Coincidentally, the very next day Bruce Bartlett’s column in the Fiscal Times appeared, advancing the same concept. These two apparently unconnected men sowed the seeds of this blooming progressive meme. By May, no less a figure than Treasury Secretary Timothy Geithner pulled out a pocket Constitution during a Politico-sponsored panel discussion, and read aloud a single sentence from the amendment.
“The validity of the public debt of the United States, authorized by law, including debts incurred for payment of pensions and bounties for services in suppressing insurrection or rebellion, shall not be questioned.”
Geither actually paused before the final phrase, and said, “This is the important thing…shall not be questioned.” Over the past two months, “14th Amendment” has become a veritable battle cry among those seeking to maintain the tax-borrow-and-spend status quo.
Let’s take a brief look at the foundations of this revolutionary notion, evaluate its validity, and examine its implications.
Garrett Epps, in his fantasy presidential address, accurately points out that the 14th Amendment was framed to prevent Southerners (read Democrats) from grabbing a congressional majority, then using it either to force the federal government to pay off Confederate debt and compensate former owners of emancipated slaves for their losses, or to refuse to pay off obligations that the U.S. government had racked up in pay and pensions for Union soldiers. The amendment would prevent a sour-grapes faction from wrecking the credit of the reunified nation. Thus far, all sensible readers agree.
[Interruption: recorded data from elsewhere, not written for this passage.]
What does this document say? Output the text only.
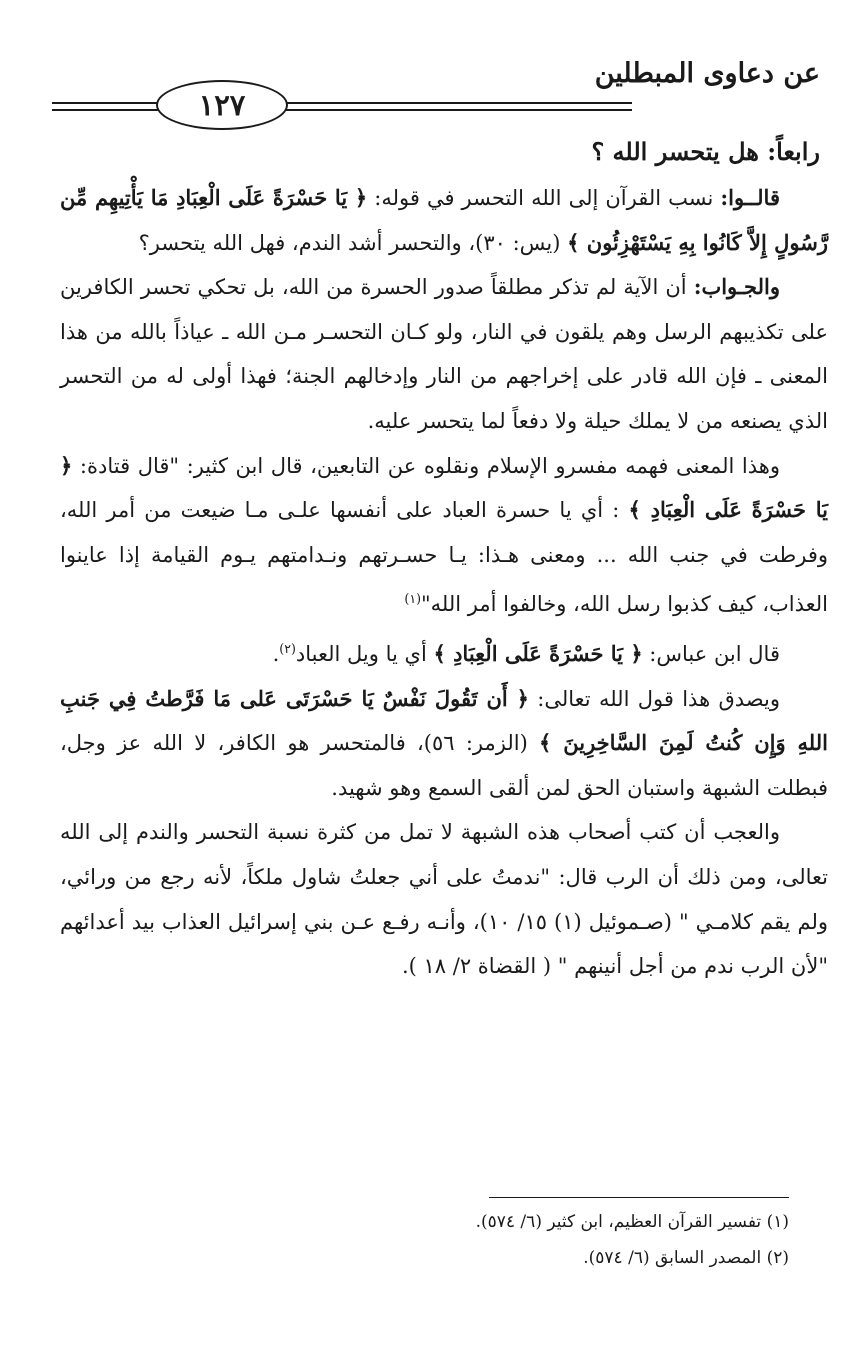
عن دعاوى المبطلين
١٢٧
رابعاً: هل يتحسر الله ؟

قالــوا: نسب القرآن إلى الله التحسر في قوله: ﴿ يَا حَسْرَةً عَلَى الْعِبَادِ مَا يَأْتِيهِم مِّن رَّسُولٍ إِلاَّ كَانُوا بِهِ يَسْتَهْزِئُون ﴾ (يس: ٣٠)، والتحسر أشد الندم، فهل الله يتحسر؟

والجـواب: أن الآية لم تذكر مطلقاً صدور الحسرة من الله، بل تحكي تحسر الكافرين على تكذيبهم الرسل وهم يلقون في النار، ولو كـان التحسـر مـن الله ـ عياذاً بالله من هذا المعنى ـ فإن الله قادر على إخراجهم من النار وإدخالهم الجنة؛ فهذا أولى له من التحسر الذي يصنعه من لا يملك حيلة ولا دفعاً لما يتحسر عليه.

وهذا المعنى فهمه مفسرو الإسلام ونقلوه عن التابعين، قال ابن كثير: "قال قتادة: ﴿ يَا حَسْرَةً عَلَى الْعِبَادِ ﴾ : أي يا حسرة العباد على أنفسها علـى مـا ضيعت من أمر الله، وفرطت في جنب الله ... ومعنى هـذا: يـا حسـرتهم ونـدامتهم يـوم القيامة إذا عاينوا العذاب، كيف كذبوا رسل الله، وخالفوا أمر الله"$^{(١)}$

قال ابن عباس: ﴿ يَا حَسْرَةً عَلَى الْعِبَادِ ﴾ أي يا ويل العباد$^{(٢)}$.

ويصدق هذا قول الله تعالى: ﴿ أَن تَقُولَ نَفْسٌ يَا حَسْرَتَى عَلى مَا فَرَّطتُ فِي جَنبِ اللهِ وَإِن كُنتُ لَمِنَ السَّاخِرِينَ ﴾ (الزمر: ٥٦)، فالمتحسر هو الكافر، لا الله عز وجل، فبطلت الشبهة واستبان الحق لمن ألقى السمع وهو شهيد.

والعجب أن كتب أصحاب هذه الشبهة لا تمل من كثرة نسبة التحسر والندم إلى الله تعالى، ومن ذلك أن الرب قال: "ندمتُ على أني جعلتُ شاول ملكاً، لأنه رجع من ورائي، ولم يقم كلامـي " (صـموئيل (١) ١٥/ ١٠)، وأنـه رفـع عـن بني إسرائيل العذاب بيد أعدائهم "لأن الرب ندم من أجل أنينهم " ( القضاة ٢/ ١٨ ).

(١) تفسير القرآن العظيم، ابن كثير (٦/ ٥٧٤).
(٢) المصدر السابق (٦/ ٥٧٤).
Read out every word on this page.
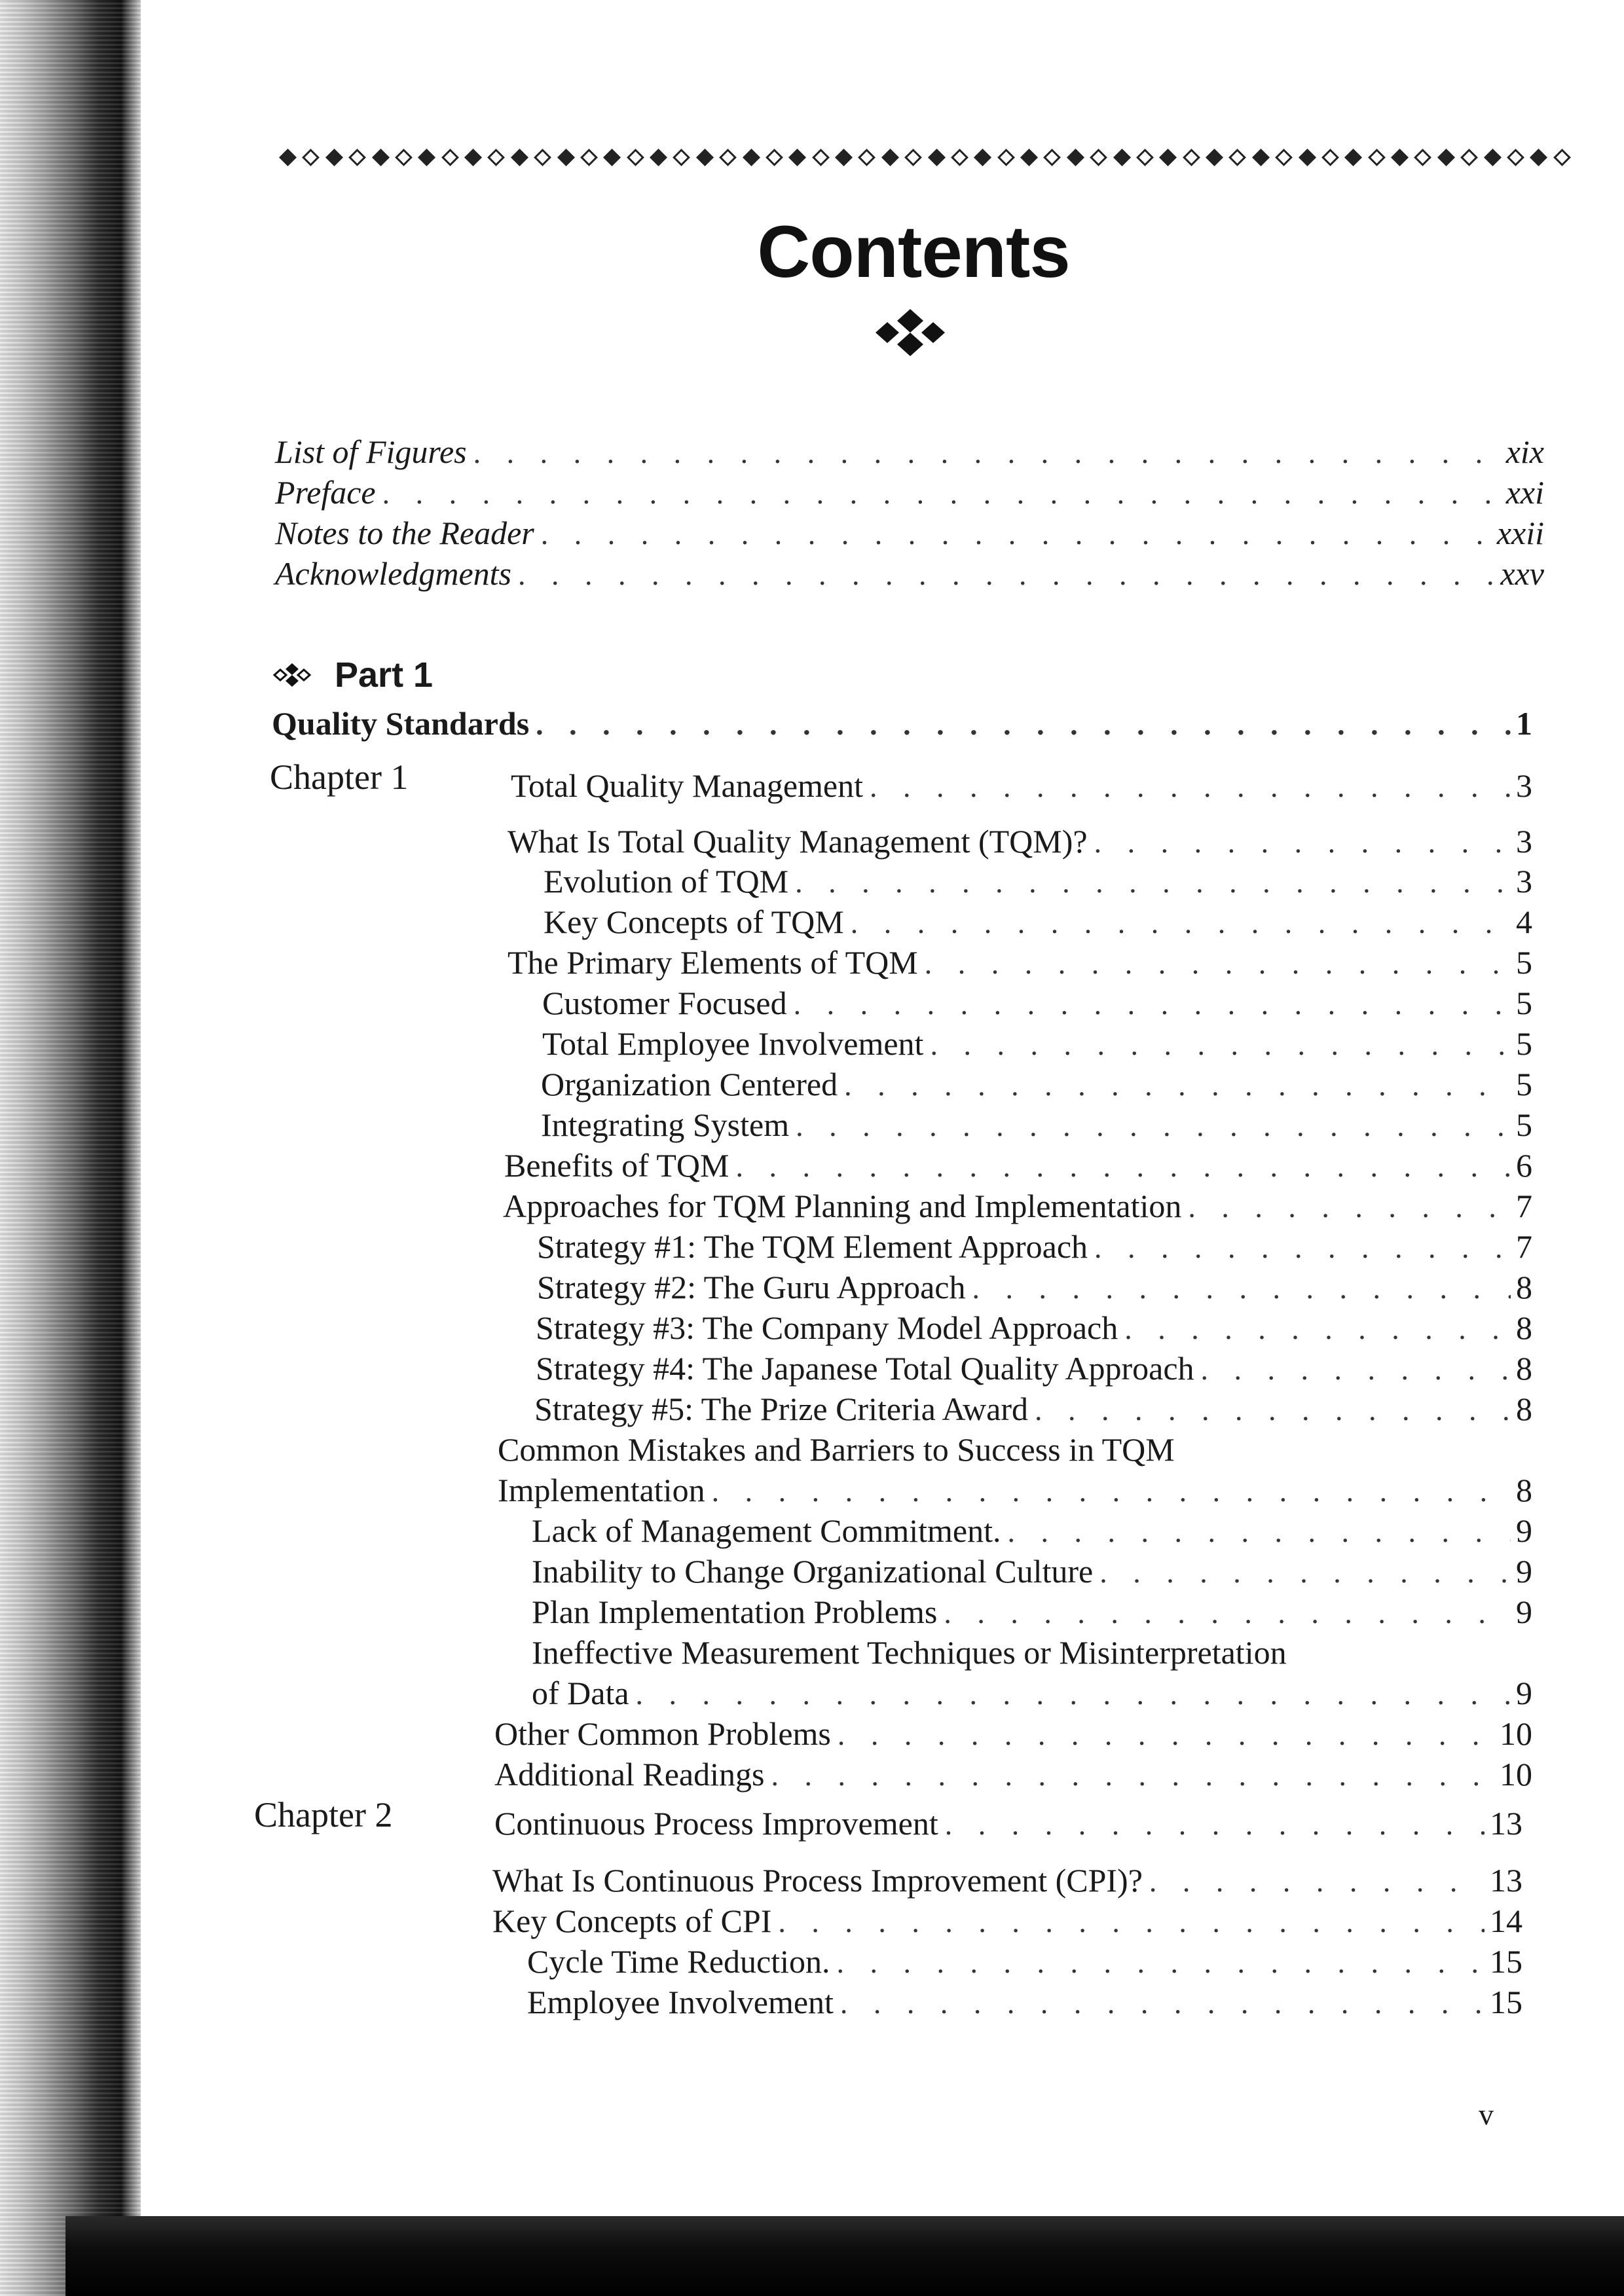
Contents
List of Figures . . .	xix
Preface . . .	xxi
Notes to the Reader . . .	xxii
Acknowledgments . . .	xxv
Part 1
Quality Standards . . .	1
Chapter 1	Total Quality Management . . .	3
What Is Total Quality Management (TQM)? . . .	3
Evolution of TQM . . .	3
Key Concepts of TQM . . .	4
The Primary Elements of TQM . . .	5
Customer Focused . . .	5
Total Employee Involvement . . .	5
Organization Centered . . .	5
Integrating System . . .	5
Benefits of TQM . . .	6
Approaches for TQM Planning and Implementation . . .	7
Strategy #1: The TQM Element Approach . . .	7
Strategy #2: The Guru Approach . . .	8
Strategy #3: The Company Model Approach . . .	8
Strategy #4: The Japanese Total Quality Approach . . .	8
Strategy #5: The Prize Criteria Award . . .	8
Common Mistakes and Barriers to Success in TQM
Implementation . . .	8
Lack of Management Commitment. . . .	9
Inability to Change Organizational Culture . . .	9
Plan Implementation Problems . . .	9
Ineffective Measurement Techniques or Misinterpretation
of Data . . .	9
Other Common Problems . . .	10
Additional Readings . . .	10
Chapter 2	Continuous Process Improvement . . .	13
What Is Continuous Process Improvement (CPI)? . . .	13
Key Concepts of CPI . . .	14
Cycle Time Reduction. . . .	15
Employee Involvement . . .	15
v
The pretend speechwriter then imagines his boss saying:
The national debt must be paid in full, on time, regardless of any political division within our Congress. That is what the Framers intended: to set the debt obligations of our country beyond the reach of Congressional meddling. Those obligations will not be questioned as long as I am president of the United States.
However, should the president ever decide to speak such words in public, it would constitute another “insurrection or rebellion” against the United States of America — a 14th-Amendment coup d’etat. As of this writing, the White House has refused to comment on the concept, insisting there’s no “Plan B” if talks with Republicans fail.